Chemical Engineering Journal, Vol.369, 1005-1013, 2019
Elevating the stability of nanowire electrodes by thin polydopamine coating for low-voltage electroporation-disinfection of pathogens in water
Highly efficient, low-energy-consuming, reliable, and easily-applicable disinfection methods are in great demand for protecting human health from waterborne diseases. Nanowire-assisted low-voltage electroporation enables effective and energy-efficient disinfection. Nevertheless, the insufficient stability of the nanowires has become the main obstacle in practical applications: the commonly used copper-oxide-nanowire-modified copper foam (CuONW-Cu) electrode can only sustain the complete disinfection for about 10 min.

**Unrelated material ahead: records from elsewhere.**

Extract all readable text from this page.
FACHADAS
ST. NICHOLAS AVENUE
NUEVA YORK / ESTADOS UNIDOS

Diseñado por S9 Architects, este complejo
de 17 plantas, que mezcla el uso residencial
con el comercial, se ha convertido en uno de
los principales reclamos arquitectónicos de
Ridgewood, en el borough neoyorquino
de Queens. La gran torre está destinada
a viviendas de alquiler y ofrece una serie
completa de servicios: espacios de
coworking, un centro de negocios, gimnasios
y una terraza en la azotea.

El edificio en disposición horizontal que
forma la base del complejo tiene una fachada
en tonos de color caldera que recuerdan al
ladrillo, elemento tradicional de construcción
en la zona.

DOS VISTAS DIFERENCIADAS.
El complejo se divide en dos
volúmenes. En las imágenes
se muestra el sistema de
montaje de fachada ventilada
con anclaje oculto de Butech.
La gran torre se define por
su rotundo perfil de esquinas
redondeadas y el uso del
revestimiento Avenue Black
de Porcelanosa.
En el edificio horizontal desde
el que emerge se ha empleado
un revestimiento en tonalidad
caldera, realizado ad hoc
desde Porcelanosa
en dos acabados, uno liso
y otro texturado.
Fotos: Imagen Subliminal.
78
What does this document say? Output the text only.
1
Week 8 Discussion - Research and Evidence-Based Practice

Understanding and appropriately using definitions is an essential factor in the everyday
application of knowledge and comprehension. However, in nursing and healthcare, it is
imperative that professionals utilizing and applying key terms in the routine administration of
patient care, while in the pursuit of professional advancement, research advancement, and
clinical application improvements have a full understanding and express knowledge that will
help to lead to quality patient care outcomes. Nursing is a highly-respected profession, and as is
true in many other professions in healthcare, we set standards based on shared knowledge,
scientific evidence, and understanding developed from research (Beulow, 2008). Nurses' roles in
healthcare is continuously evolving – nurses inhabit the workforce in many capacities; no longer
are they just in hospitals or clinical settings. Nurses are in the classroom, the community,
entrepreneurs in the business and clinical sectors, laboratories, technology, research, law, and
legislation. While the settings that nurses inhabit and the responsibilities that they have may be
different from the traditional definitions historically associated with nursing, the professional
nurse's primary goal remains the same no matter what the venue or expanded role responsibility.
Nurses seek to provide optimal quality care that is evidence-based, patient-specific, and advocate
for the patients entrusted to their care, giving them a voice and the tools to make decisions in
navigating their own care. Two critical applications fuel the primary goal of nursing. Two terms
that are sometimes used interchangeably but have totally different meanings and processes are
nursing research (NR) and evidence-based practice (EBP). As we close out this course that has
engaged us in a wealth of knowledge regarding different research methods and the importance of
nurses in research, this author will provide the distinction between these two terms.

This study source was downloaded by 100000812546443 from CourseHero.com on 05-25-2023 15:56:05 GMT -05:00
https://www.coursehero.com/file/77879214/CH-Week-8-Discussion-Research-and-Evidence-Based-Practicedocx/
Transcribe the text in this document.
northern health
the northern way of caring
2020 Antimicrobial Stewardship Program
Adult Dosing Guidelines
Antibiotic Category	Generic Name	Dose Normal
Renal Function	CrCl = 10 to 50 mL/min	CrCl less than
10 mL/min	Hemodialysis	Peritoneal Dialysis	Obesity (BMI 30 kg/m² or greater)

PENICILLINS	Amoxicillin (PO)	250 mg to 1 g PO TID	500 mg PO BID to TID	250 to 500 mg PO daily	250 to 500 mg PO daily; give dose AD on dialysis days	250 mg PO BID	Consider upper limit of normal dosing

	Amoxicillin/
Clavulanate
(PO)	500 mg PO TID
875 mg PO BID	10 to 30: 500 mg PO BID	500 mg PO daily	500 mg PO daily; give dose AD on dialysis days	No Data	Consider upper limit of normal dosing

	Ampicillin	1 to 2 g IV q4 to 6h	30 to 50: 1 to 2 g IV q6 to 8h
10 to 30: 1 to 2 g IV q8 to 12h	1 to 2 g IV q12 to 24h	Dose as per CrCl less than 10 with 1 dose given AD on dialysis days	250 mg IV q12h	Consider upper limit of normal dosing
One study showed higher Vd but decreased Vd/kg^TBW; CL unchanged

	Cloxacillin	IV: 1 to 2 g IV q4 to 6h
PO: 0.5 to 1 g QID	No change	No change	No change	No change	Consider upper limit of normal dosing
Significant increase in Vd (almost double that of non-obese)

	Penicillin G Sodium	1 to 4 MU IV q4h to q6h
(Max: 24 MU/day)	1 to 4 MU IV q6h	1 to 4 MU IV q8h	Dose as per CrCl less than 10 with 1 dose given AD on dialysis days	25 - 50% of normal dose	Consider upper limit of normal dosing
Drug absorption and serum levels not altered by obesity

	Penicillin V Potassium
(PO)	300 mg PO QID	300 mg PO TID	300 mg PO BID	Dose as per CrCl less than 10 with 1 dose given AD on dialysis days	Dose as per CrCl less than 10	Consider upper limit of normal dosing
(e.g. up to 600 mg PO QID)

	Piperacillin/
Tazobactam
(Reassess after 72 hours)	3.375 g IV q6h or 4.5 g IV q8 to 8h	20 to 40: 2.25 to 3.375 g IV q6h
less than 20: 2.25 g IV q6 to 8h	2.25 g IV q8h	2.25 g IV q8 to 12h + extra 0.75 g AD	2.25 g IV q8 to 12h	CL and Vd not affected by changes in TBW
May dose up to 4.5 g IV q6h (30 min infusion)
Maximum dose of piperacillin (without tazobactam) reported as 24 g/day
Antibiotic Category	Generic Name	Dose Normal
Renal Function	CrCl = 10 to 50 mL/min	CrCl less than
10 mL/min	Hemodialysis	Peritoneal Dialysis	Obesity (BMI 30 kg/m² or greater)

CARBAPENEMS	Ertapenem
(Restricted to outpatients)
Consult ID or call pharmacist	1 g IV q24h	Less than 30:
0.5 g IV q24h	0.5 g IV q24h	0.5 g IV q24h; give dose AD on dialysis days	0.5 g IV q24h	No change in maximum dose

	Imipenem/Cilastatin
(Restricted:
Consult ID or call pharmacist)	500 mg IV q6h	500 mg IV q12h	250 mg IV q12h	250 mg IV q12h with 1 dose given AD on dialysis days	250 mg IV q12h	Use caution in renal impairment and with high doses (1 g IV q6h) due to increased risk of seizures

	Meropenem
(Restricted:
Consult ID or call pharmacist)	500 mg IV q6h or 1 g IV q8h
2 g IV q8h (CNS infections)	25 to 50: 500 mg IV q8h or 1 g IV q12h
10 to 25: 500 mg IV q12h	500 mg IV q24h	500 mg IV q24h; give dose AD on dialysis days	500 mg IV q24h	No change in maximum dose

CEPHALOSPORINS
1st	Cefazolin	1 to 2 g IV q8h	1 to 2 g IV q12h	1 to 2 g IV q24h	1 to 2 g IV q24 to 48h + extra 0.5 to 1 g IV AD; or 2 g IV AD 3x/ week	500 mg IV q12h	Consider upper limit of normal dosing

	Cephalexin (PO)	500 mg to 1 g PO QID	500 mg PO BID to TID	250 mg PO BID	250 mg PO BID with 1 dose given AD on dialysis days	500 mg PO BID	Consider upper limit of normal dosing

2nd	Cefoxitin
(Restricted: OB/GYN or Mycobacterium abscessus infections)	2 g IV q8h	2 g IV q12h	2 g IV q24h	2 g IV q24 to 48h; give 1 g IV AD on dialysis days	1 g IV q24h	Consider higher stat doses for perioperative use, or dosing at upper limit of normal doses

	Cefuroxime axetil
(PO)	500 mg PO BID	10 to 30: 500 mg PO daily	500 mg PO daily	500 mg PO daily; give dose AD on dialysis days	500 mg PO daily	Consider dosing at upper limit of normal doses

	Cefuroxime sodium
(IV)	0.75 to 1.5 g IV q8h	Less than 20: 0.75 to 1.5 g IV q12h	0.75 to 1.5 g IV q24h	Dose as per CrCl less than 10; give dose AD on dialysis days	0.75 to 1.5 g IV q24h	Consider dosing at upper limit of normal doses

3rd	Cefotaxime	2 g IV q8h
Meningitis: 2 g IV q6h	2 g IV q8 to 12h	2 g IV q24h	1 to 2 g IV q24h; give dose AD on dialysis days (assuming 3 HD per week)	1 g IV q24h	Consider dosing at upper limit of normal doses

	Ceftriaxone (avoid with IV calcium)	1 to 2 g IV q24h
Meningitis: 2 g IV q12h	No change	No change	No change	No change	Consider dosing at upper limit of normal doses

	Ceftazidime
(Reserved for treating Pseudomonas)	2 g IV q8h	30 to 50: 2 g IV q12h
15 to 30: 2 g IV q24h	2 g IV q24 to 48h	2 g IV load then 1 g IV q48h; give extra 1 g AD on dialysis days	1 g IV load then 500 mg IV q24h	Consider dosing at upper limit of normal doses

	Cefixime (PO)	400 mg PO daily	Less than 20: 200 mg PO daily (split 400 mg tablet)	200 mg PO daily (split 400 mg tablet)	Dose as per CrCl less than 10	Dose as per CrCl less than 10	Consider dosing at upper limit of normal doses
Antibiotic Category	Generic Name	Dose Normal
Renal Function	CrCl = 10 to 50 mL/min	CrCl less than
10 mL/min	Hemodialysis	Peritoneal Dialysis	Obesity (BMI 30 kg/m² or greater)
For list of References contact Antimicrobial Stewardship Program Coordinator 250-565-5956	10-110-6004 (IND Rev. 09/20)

Here, we improve the stability of the nanowires by applying a protective polydopamine (PDA) coating. The solution based self-polymerization approach produces a robust and uniform PDA layer with a controllable thickness of 0-100 nm. The PDA coating barely affects the effectiveness of the nanowires. With a 100 nm-thick PDA coating, CuONW-Cu electrodes still enable high disinfection performance. The electroporation disinfection cell (EDC) equipped with the PDA-coated CuONW-Cu electrodes achieves complete disinfection ( > 6.0 log) with a low applied voltage (1 V) and a high flux (1.8 m(3) h(-1)- m(-2); 20 s of contact time). Under such operation conditions, the EDC continuously treats water for 16 h while maintaining complete disinfection. The lifetime of the PDA-coated CuONW-Cu electrode is about 100-fold longer than that of the uncoated CuONW-Cu electrode. Besides, EDCs with PDA-CuONW-Cu electrodes also achieved high-efficiency disinfection for real and complex environmental systems (secondary effluents from the wastewater treatment plant).